According to David Bruce Smith, co-founder of the Grateful American Book Prize, increased focused and dedication to cultivating interest in STEM (Science, Technology, Engineering and Math) subjects has significantly diminished the country’s ability to appropriately teach history.
"It's not that our teachers are doing a poor job; it's that lesson plans and textbooks simply do not provide the kinds of details that engage young learners,” Smith said in a statement.
While Smith doesn’t argue against the importance of learning STEM, he does argue for the importance of a well-rounded education that includes history.
In order to make a difference, Smith co-founded the Grateful American Book Prize.
For those unfamiliar, the Grateful American Book Prize "is the only award for excellence in writing, storytelling and illustration for children’s historical non-fiction and fiction focused on the events and personalities that have shaped the United States since the country’s founding.”

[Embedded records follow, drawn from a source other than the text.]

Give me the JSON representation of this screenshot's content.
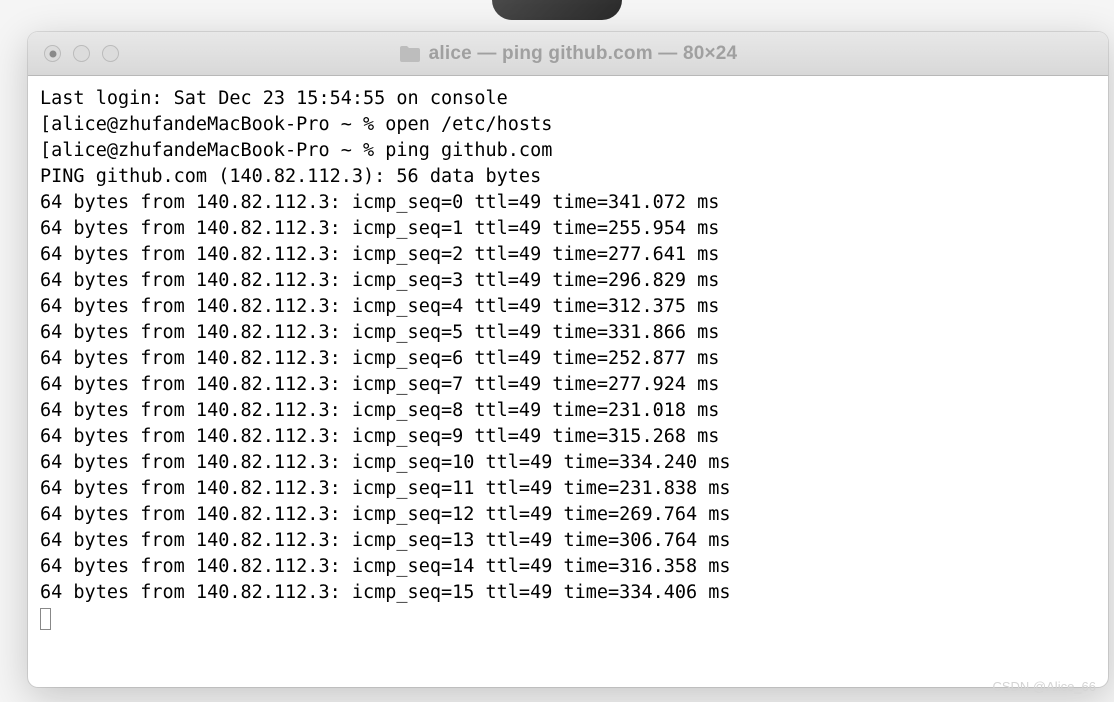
{
  "window": {
    "title": "alice — ping github.com — 80×24"
  },
  "session": {
    "last_login": "Last login: Sat Dec 23 15:54:55 on console",
    "prompt": "alice@zhufandeMacBook-Pro ~ %",
    "commands": {
      "cmd1": "open /etc/hosts",
      "cmd2": "ping github.com"
    }
  },
  "ping": {
    "header": "PING github.com (140.82.112.3): 56 data bytes",
    "from_ip": "140.82.112.3",
    "bytes": 64,
    "ttl": 49,
    "replies": [
      {
        "seq": 0,
        "time": "341.072"
      },
      {
        "seq": 1,
        "time": "255.954"
      },
      {
        "seq": 2,
        "time": "277.641"
      },
      {
        "seq": 3,
        "time": "296.829"
      },
      {
        "seq": 4,
        "time": "312.375"
      },
      {
        "seq": 5,
        "time": "331.866"
      },
      {
        "seq": 6,
        "time": "252.877"
      },
      {
        "seq": 7,
        "time": "277.924"
      },
      {
        "seq": 8,
        "time": "231.018"
      },
      {
        "seq": 9,
        "time": "315.268"
      },
      {
        "seq": 10,
        "time": "334.240"
      },
      {
        "seq": 11,
        "time": "231.838"
      },
      {
        "seq": 12,
        "time": "269.764"
      },
      {
        "seq": 13,
        "time": "306.764"
      },
      {
        "seq": 14,
        "time": "316.358"
      },
      {
        "seq": 15,
        "time": "334.406"
      }
    ]
  },
  "watermark": "CSDN @Alice_66"
}
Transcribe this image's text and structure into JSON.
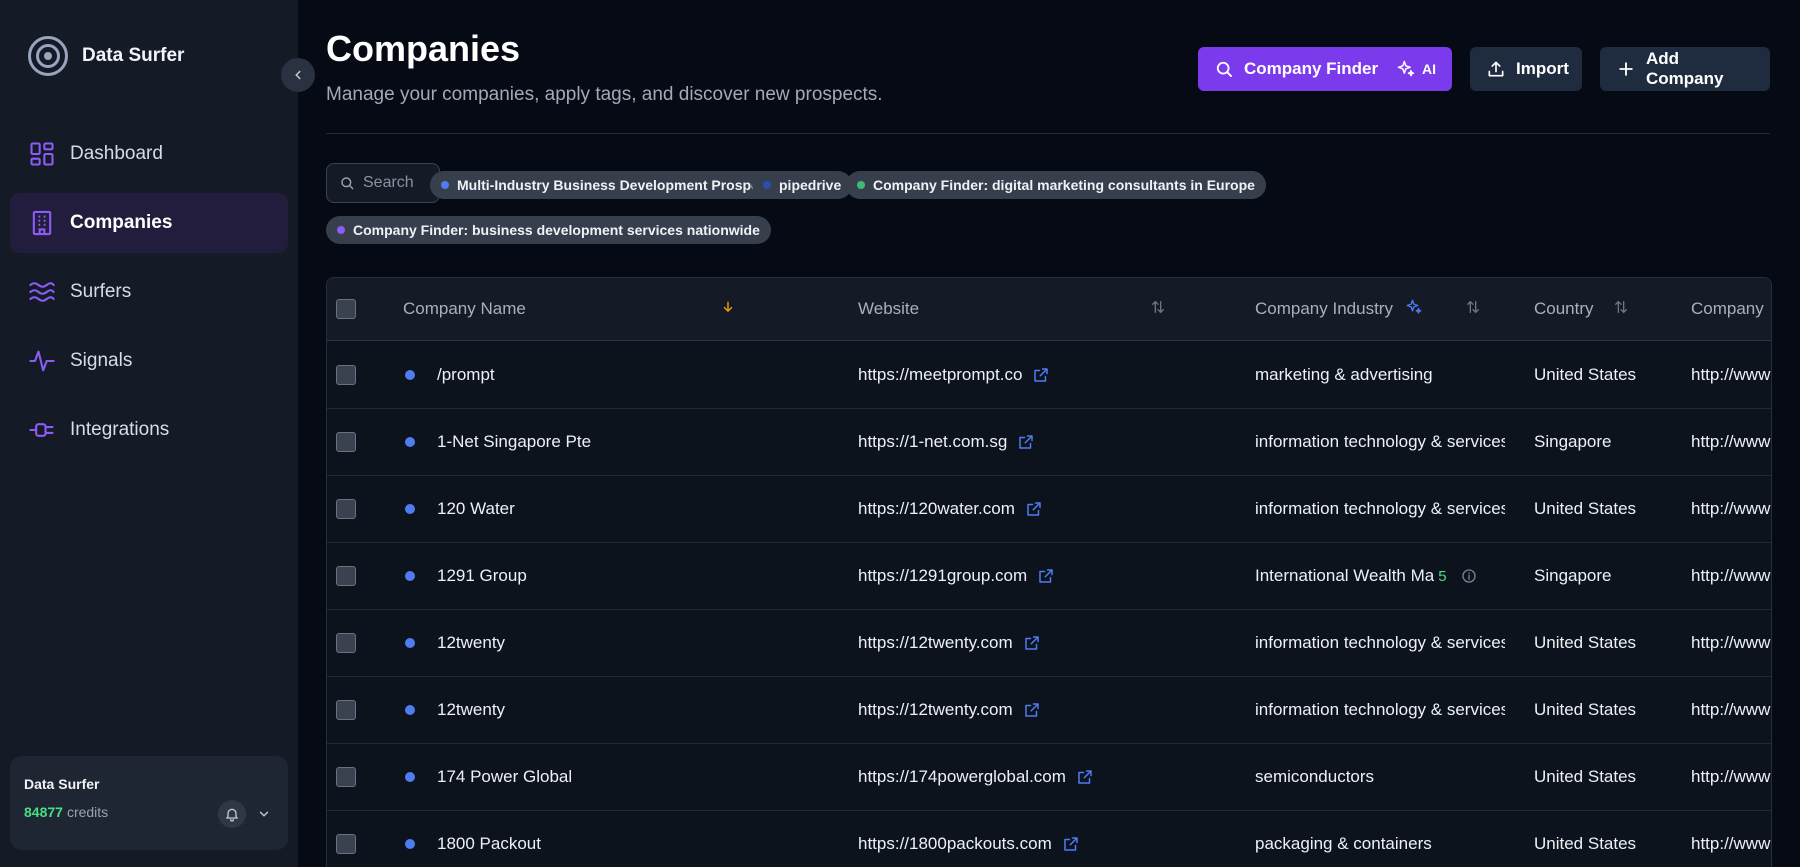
{
  "brand": {
    "name": "Data Surfer"
  },
  "nav": {
    "items": [
      {
        "label": "Dashboard"
      },
      {
        "label": "Companies"
      },
      {
        "label": "Surfers"
      },
      {
        "label": "Signals"
      },
      {
        "label": "Integrations"
      }
    ]
  },
  "account": {
    "name": "Data Surfer",
    "credits_value": "84877",
    "credits_label": "credits"
  },
  "header": {
    "title": "Companies",
    "subtitle": "Manage your companies, apply tags, and discover new prospects.",
    "finder_label": "Company Finder",
    "ai_label": "AI",
    "import_label": "Import",
    "add_label": "Add Company"
  },
  "search": {
    "placeholder": "Search"
  },
  "tags": [
    {
      "label": "Multi-Industry Business Development Prospects",
      "color": "#4f7cf0"
    },
    {
      "label": "pipedrive",
      "color": "#2b4fb0"
    },
    {
      "label": "Company Finder: digital marketing consultants in Europe",
      "color": "#3fb97a"
    },
    {
      "label": "Company Finder: business development services nationwide",
      "color": "#8b5cf6"
    }
  ],
  "table": {
    "columns": {
      "name": "Company Name",
      "website": "Website",
      "industry": "Company Industry",
      "country": "Country",
      "company": "Company"
    },
    "rows": [
      {
        "name": "/prompt",
        "website": "https://meetprompt.co",
        "industry": "marketing & advertising",
        "country": "United States",
        "company": "http://www"
      },
      {
        "name": "1-Net Singapore Pte",
        "website": "https://1-net.com.sg",
        "industry": "information technology & services",
        "country": "Singapore",
        "company": "http://www"
      },
      {
        "name": "120 Water",
        "website": "https://120water.com",
        "industry": "information technology & services",
        "country": "United States",
        "company": "http://www"
      },
      {
        "name": "1291 Group",
        "website": "https://1291group.com",
        "industry": "International Wealth Ma",
        "industry_badge": "5",
        "country": "Singapore",
        "company": "http://www"
      },
      {
        "name": "12twenty",
        "website": "https://12twenty.com",
        "industry": "information technology & services",
        "country": "United States",
        "company": "http://www"
      },
      {
        "name": "12twenty",
        "website": "https://12twenty.com",
        "industry": "information technology & services",
        "country": "United States",
        "company": "http://www"
      },
      {
        "name": "174 Power Global",
        "website": "https://174powerglobal.com",
        "industry": "semiconductors",
        "country": "United States",
        "company": "http://www"
      },
      {
        "name": "1800 Packout",
        "website": "https://1800packouts.com",
        "industry": "packaging & containers",
        "country": "United States",
        "company": "http://www"
      }
    ]
  },
  "colors": {
    "accent": "#7c3aed",
    "credits": "#4ade80",
    "row_dot": "#4f7cf0"
  }
}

"It is an effort to make students curious about history and to give them the power they need to realize that the past is prologue to the future. While textbooks may provide the details, works of fiction and nonfiction based on fact provide the context of history. A good page-turner does for an early learner what dry recitations of dates and events cannot do-- namely to leave them wanting for more information,” Smith said.
Certainly, Smith is not alone as many advocates agree civic education needs a major re-boot in K-12. Some experts even argue that citizenship should be the “Third C” after college and career readiness standards.
The 2016 selections for the Grateful American Book Prize will be announced in October at the Library of Congress.